Les droits visés au par. 3 du présent article s’exercent dans le cadre des lois et règlements de l’État sur le territoire duquel se trouve l’auteur ou l’auteur présumé de l’infraction, étant entendu toutefois que ces lois et règlements doivent permettre la pleine réalisation des fins pour lesquelles les droits sont accordés en vertu du par. 3.

Les dispositions des par. 3 et 4 du présent article sont sans préjudice du droit de tout État partie ayant établi sa compétence conformément à l’al. c du par. 1 ou à l’al. c du par. 2 de l’art. 6 d’inviter le Comité international de la Croix-Rouge à communiquer avec l’auteur présumé de l’infraction et à lui rendre visite.
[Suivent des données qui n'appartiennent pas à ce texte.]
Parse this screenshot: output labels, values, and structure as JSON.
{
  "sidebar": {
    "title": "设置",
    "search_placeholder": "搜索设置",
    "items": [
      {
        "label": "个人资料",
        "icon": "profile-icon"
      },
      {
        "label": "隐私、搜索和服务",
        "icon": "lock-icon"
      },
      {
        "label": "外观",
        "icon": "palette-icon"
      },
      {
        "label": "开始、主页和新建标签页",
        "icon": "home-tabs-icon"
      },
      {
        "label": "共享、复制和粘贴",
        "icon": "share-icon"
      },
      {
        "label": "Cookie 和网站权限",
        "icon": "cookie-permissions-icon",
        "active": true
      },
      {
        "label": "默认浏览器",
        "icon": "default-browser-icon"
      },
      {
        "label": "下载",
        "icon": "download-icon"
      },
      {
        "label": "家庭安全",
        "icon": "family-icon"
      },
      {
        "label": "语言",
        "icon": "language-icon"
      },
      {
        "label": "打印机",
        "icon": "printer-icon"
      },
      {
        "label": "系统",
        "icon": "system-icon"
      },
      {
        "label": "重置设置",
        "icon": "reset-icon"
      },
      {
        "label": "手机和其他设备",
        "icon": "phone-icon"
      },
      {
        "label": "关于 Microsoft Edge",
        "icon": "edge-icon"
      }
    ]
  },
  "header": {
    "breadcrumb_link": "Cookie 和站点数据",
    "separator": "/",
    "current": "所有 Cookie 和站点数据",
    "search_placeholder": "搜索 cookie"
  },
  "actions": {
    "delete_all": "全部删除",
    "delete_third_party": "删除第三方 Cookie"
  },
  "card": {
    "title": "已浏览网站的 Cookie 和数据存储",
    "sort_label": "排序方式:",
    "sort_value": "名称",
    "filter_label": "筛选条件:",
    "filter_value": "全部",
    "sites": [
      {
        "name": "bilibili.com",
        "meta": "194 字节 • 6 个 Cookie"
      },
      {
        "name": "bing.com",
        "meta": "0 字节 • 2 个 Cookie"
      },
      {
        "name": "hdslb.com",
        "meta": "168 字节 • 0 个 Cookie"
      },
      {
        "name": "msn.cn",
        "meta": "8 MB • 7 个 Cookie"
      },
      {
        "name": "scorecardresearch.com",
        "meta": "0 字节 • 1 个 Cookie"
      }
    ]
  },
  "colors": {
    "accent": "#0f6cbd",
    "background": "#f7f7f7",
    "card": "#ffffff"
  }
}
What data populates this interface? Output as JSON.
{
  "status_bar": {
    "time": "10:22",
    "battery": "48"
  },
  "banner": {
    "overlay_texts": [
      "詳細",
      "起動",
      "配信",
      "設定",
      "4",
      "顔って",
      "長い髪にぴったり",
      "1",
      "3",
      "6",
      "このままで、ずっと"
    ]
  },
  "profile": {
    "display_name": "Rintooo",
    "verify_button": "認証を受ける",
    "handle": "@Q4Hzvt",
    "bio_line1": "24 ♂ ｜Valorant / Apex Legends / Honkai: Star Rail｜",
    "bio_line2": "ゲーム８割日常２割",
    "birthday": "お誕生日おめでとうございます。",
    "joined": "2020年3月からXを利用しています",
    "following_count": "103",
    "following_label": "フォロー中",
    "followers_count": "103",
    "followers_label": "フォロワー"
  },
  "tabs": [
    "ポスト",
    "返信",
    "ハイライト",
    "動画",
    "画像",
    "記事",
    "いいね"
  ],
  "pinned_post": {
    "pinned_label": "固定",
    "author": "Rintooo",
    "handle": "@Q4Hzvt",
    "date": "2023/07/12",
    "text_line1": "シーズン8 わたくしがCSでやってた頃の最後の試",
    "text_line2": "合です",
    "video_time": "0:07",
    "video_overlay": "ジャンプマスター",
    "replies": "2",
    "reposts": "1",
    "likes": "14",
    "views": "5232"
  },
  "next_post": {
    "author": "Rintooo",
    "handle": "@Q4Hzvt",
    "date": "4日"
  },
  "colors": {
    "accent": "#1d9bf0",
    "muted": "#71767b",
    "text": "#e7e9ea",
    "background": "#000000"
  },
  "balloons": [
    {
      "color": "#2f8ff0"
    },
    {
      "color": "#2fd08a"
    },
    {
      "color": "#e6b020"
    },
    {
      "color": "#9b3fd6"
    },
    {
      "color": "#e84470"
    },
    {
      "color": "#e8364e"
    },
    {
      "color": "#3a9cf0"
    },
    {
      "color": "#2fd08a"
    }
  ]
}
Lorsqu’un État partie a placé une personne en détention conformément aux dispositions du présent article, il avise immédiatement de cette détention, ainsi que des circonstances qui la justifient, directement ou par l’intermédiaire du Secrétaire général de l’Organisation des Nations Unies, les États parties qui ont établi leur compétence conformément aux par. 1 et 2 de l’art. 6 et, s’il le juge opportun, tous autres États parties intéressés. l’État qui procède à l’enquête visée au par. 1 du présent article en communique rapidement les conclusions auxdits États parties et leur indique s’il entend exercer sa compétence.

Art. 8

Dans les cas où les dispositions de l’art. 6 sont applicables, l’État partie sur le territoire duquel se trouve l’auteur présumé de l’infraction est tenu, s’il ne l’extrade pas, de soumettre l’affaire, sans retard excessif et sans aucune exception, que l’infraction ait été ou non commise sur son territoire, à ses autorités compétentes pour l’exercice de l’action pénale selon une procédure conforme à la législation de cet État. Ces autorités prennent leur décision dans les mêmes conditions que pour toute autre infraction de caractère grave conformément aux lois de cet État.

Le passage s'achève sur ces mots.